Le tribun tomba à genoux, et jamais son cœur, dans ses plus beaux moments de jeunesse et de pureté, n’avait versé des actions de grâces plus ferventes et plus désintéressées. Quand il se releva, il avait l’air d’un tout autre homme. Son œil avait repris l’expression qu’il avait autrefois, celle d’une autorité calme mais impérieuse. Sur son front trồnait la majesté. L’exilé avait oublié ses douleurs.

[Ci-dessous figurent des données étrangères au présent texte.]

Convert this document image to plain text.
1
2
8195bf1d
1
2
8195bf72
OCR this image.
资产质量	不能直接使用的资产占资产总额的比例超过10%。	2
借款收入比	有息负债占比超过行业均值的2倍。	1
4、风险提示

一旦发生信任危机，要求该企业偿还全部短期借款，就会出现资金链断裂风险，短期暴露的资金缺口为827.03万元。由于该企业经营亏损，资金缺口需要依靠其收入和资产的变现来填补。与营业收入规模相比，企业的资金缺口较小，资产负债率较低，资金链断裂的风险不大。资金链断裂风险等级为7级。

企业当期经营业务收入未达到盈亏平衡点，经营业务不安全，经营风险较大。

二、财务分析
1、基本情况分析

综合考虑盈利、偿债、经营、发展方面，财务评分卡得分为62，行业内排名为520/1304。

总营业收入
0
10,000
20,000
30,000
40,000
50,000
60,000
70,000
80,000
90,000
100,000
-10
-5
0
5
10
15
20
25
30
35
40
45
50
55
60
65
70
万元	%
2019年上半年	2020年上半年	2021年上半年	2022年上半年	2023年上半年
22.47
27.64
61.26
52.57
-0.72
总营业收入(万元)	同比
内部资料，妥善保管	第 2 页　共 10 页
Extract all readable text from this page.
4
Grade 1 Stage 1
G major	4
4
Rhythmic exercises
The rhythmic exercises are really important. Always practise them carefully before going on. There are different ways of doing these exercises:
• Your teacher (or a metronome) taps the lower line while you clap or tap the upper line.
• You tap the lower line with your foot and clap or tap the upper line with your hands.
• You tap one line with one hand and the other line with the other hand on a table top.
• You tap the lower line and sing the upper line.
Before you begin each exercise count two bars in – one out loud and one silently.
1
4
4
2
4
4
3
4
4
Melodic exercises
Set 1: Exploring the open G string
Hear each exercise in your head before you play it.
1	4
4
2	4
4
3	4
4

Dans le cours rapide de ses ardentes pensées, il se retrouvait encore une fois l’ange tutélaire… et le souverain de sa patrie !

Nina le contemplait avec cette adoration d’un culte dévoué, qui faisait de ce cœur vain et hautain un modèle de douceur, la plus tendre des femmes.

« C’est bien là, se disait-elle, le regard qu’il avait, il y a huit ans, quand il quitta ma chambre virginale, plein des puissants projets qui ont délivré Rome. C’est bien là son regard, quand au lever du soleil, il dominait les barons qui rampaient à ses genoux, et qu’il s’était fait un marchepied de la multitude agenouillée devant lui !

— Oui, Nina ! dit Rienzi, se retournant et rencontrant ses yeux. Mon âme me dit que mon heure approche. S’ils me jugent à ciel ouvert, ils n’oseront me déclarer coupable ; s’ils m’acquittent, ils ne pourront que me rétablir. Demain, dis-tu, c’est demain ?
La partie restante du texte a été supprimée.